LATE MING DYNASTY SUTRA

MS 2601
Text
  1. LING MENGCHU: A PRAISE TO VIMALAKIRTI
  2. WEIMOJIE SUOSHUO JING; VIMALAKIRTI-NIRDESA-SUTRA. TRANSLATED BY KUMARAJIVA
Description Blockprint and MS (5 pp.) in Chinese on paper, China, 17th c., 4 vols. (complete), 27x17 cm, up to 17 columns, (19x14 cm), 18+3 characters in Chinese book script, additions in red on top of every page, Gongchi notation of music in red; MS: 10 columns, (26x12 cm), 26 characters in Chinese script; 1 full-page frontispiece depicting an arhat, probably Bodhidharma a famous Chan master from India, with curly hair seated next to his bag under a pine tree, painted by Wang Wenhen. Binding: China, 18th c., stitched on 4 stations (xiang zhuang), dark blue paper covers.




Binding China, 18th c., stitched on 4 stations (xiang zhuang), dark blue paper covers.
Context Another translation of the same sutra is MS 2488/3. MS 2597/5 is a fragment from the same sutra in the same translation.
Provenance 1. Ekky Chung collection, Indonesia/Beverly Hills, California (-1997); 2. Sam Fogg, London.

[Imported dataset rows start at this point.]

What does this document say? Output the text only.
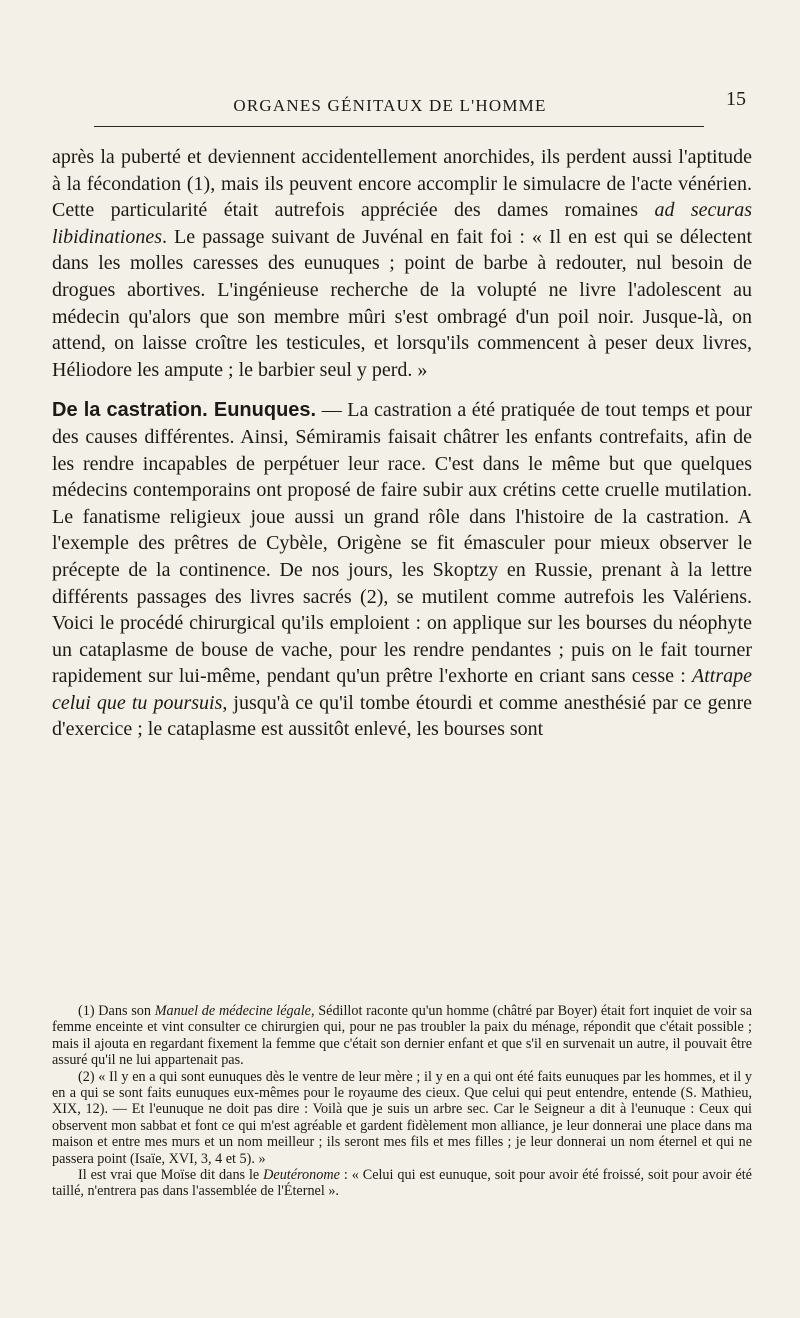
ORGANES GÉNITAUX DE L'HOMME	15

après la puberté et deviennent accidentellement anorchides, ils perdent aussi l'aptitude à la fécondation (1), mais ils peuvent encore accomplir le simulacre de l'acte vénérien. Cette particularité était autrefois appréciée des dames romaines ad securas libidinationes. Le passage suivant de Juvénal en fait foi : « Il en est qui se délectent dans les molles caresses des eunuques ; point de barbe à redouter, nul besoin de drogues abortives. L'ingénieuse recherche de la volupté ne livre l'adolescent au médecin qu'alors que son membre mûri s'est ombragé d'un poil noir. Jusque-là, on attend, on laisse croître les testicules, et lorsqu'ils commencent à peser deux livres, Héliodore les ampute ; le barbier seul y perd. »

De la castration. Eunuques. — La castration a été pratiquée de tout temps et pour des causes différentes. Ainsi, Sémiramis faisait châtrer les enfants contrefaits, afin de les rendre incapables de perpétuer leur race. C'est dans le même but que quelques médecins contemporains ont proposé de faire subir aux crétins cette cruelle mutilation. Le fanatisme religieux joue aussi un grand rôle dans l'histoire de la castration. A l'exemple des prêtres de Cybèle, Origène se fit émasculer pour mieux observer le précepte de la continence. De nos jours, les Skoptzy en Russie, prenant à la lettre différents passages des livres sacrés (2), se mutilent comme autrefois les Valériens. Voici le procédé chirurgical qu'ils emploient : on applique sur les bourses du néophyte un cataplasme de bouse de vache, pour les rendre pendantes ; puis on le fait tourner rapidement sur lui-même, pendant qu'un prêtre l'exhorte en criant sans cesse : Attrape celui que tu poursuis, jusqu'à ce qu'il tombe étourdi et comme anesthésié par ce genre d'exercice ; le cataplasme est aussitôt enlevé, les bourses sont

(1) Dans son Manuel de médecine légale, Sédillot raconte qu'un homme (châtré par Boyer) était fort inquiet de voir sa femme enceinte et vint consulter ce chirurgien qui, pour ne pas troubler la paix du ménage, répondit que c'était possible ; mais il ajouta en regardant fixement la femme que c'était son dernier enfant et que s'il en survenait un autre, il pouvait être assuré qu'il ne lui appartenait pas.

(2) « Il y en a qui sont eunuques dès le ventre de leur mère ; il y en a qui ont été faits eunuques par les hommes, et il y en a qui se sont faits eunuques eux-mêmes pour le royaume des cieux. Que celui qui peut entendre, entende (S. Mathieu, XIX, 12). — Et l'eunuque ne doit pas dire : Voilà que je suis un arbre sec. Car le Seigneur a dit à l'eunuque : Ceux qui observent mon sabbat et font ce qui m'est agréable et gardent fidèlement mon alliance, je leur donnerai une place dans ma maison et entre mes murs et un nom meilleur ; ils seront mes fils et mes filles ; je leur donnerai un nom éternel et qui ne passera point (Isaïe, XVI, 3, 4 et 5). »

Il est vrai que Moïse dit dans le Deutéronome : « Celui qui est eunuque, soit pour avoir été froissé, soit pour avoir été taillé, n'entrera pas dans l'assemblée de l'Éternel ».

Commentary The sutra is an apocryphal account of conversations between Sakyamuni and some residents of Vaisali, and a debate between Manjusri and Vimalakirti, telling the story of Vimalakirti, a well-known lay Buddhist philosopher, who was unwell one day. Sakyamuni requested one of his disciples to comfort this wise man. Everyone declined because in the past they had all been reproached by him for their faults, and the thought of facing him again filled them with dread. Eventually, this task was bestowed upon Manjusri, who was the most eloquent and erudite Bodhisattva. The contents of these conversations are both philosophical and highly regarded for their literary content. Particularly it creates a rich and enlightened lay Buddhist image that had boosted the popularity of the Mahayana Buddhism among the upper class in China. – Ling Mengchu, a famous novelist from the late Ming Dynasty.